Nearly half of the global mobile money account is in Sub-Saharan Africa. In 2018, sub-Sahara Africa had 395.7million registered mobile money accounts. The region has over 130 live mobile money services, mostly led by mobile operators and a network of over 1.4million active agents.
Countries where mobile money is used in Africa
Research shows that 37 countries in Africa have mobile money services. The slide share below has three slides. The second slide has a list of countries in Africa where mobile money is accepted and the mobile network operators providing mobile money services as of February 2020. The third slide has an extensive list created by GSMA as of May 2018. It has the mobile money service, organization offering it, country and region, launch date, technology partners, bank partners, international remittance partners, and web address.
Telesom’s ZAAD, a deviation from typical mobile money large agent network model.
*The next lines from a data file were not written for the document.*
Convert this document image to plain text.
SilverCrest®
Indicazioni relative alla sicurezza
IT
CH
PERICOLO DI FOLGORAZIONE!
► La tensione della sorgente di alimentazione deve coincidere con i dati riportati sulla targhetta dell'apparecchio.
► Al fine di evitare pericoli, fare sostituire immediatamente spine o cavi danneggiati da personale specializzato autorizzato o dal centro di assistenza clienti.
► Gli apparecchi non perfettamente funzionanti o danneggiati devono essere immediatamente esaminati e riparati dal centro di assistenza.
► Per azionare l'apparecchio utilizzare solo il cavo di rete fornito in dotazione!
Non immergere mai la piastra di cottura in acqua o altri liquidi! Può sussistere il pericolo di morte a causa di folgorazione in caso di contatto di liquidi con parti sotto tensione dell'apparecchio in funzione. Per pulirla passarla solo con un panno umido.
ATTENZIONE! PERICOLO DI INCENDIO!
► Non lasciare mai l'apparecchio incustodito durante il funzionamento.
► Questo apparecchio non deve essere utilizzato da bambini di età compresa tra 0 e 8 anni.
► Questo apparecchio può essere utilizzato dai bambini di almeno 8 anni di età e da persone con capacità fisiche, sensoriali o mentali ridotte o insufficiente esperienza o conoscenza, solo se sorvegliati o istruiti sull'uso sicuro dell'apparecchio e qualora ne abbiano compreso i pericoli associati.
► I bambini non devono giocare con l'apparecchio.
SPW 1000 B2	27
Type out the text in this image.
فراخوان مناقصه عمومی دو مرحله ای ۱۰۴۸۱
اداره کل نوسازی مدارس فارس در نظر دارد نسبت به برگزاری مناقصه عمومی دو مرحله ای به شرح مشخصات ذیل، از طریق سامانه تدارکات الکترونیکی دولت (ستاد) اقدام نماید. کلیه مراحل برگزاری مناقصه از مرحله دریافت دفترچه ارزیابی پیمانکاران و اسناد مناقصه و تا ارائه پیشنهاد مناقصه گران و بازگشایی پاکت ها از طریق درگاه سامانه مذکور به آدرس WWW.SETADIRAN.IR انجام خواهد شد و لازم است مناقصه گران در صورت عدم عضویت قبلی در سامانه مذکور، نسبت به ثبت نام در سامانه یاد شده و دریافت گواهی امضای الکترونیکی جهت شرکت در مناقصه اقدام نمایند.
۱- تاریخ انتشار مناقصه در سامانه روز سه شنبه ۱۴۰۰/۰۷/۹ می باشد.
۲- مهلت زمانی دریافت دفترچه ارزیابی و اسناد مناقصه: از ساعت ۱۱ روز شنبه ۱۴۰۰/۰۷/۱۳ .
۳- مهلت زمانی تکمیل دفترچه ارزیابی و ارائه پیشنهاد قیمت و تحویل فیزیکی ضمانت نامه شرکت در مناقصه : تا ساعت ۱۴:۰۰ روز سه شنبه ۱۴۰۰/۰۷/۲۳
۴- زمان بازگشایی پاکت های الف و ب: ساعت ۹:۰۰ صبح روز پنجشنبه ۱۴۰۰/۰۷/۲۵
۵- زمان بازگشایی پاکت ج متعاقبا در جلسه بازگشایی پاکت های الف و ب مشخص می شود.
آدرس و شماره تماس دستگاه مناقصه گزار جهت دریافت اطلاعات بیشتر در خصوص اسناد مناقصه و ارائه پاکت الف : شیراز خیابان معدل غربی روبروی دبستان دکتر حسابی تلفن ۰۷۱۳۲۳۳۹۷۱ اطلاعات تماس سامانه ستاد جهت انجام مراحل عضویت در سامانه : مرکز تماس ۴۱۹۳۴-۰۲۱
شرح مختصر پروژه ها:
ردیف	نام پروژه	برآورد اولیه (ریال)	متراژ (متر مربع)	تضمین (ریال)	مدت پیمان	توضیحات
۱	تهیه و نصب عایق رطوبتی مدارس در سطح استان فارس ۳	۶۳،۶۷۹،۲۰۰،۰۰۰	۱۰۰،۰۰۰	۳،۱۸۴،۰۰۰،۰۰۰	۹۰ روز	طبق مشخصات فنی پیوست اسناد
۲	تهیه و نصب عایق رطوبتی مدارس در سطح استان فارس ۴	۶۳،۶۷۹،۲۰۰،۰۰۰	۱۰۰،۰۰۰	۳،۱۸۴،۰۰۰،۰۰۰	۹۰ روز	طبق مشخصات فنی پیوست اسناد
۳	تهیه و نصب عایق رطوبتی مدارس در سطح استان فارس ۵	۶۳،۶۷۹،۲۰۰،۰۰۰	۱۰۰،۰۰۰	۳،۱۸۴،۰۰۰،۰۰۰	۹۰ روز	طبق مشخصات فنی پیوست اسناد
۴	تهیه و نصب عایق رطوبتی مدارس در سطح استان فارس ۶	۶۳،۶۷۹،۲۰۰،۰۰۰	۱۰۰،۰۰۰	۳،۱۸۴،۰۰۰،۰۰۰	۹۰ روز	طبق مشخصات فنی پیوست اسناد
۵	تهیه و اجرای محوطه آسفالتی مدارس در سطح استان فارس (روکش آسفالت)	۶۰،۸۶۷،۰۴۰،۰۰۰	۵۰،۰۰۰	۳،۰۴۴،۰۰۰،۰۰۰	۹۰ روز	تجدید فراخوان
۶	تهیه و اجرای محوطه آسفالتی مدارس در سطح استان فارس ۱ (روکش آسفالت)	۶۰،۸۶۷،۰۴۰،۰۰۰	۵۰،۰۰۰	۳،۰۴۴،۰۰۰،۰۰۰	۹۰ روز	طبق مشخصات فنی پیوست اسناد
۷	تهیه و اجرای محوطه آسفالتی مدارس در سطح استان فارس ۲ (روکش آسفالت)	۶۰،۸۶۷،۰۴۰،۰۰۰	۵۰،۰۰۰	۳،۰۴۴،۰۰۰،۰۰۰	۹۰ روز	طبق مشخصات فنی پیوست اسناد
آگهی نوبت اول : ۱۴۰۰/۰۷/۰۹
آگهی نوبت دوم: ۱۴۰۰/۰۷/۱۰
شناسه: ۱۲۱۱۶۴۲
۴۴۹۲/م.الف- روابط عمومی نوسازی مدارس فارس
Telesom, a Somaliland MNO, launched ZAAD mobile money in June 2009. ZAAD adopted a different strategy from most MNO model which adopts large agent networks for mostly cash-out and cash-in. ZAAD’s focus was to keep money within the mobile money ecosystem. It used salary payments as an entry point to the system. ZAAD convinced employers to distribute salary payments using its bulk payment system, and merchants to accept mobile money at their stores. This encouraged digital spending as against cash out. To encourage this, ZAAD did not charge transaction fees to customers or merchants.
ZAAD built a parallel agent network with employed, salaried staff in contrast to using agent distribution networks that depend on commissions. In fact, most people use informal mechanisms such as transferring money to a friend’s mobile account for cash. In 2010, during a severe drought, people donated money to support their relatives through ZAAD. Also, international non-governmental organizations (INGOs) use ZAAD to distribute Cash and Voucher Assistance (CVA) to aid recipients. 78% of the Somaliland population use ZAAD.
Conclusion
Mobile money in Africa emerged as a product that blended in with the social and economic lives of people. With low bank penetration and high mobile penetration, mobile money adoption rate in Africa is the fastest in the world. In the word of Harish Natarajan, “…after all nobody decides to make a payment; they decide to purchase or undertake a particular economic transaction, and payment is inherent to that.”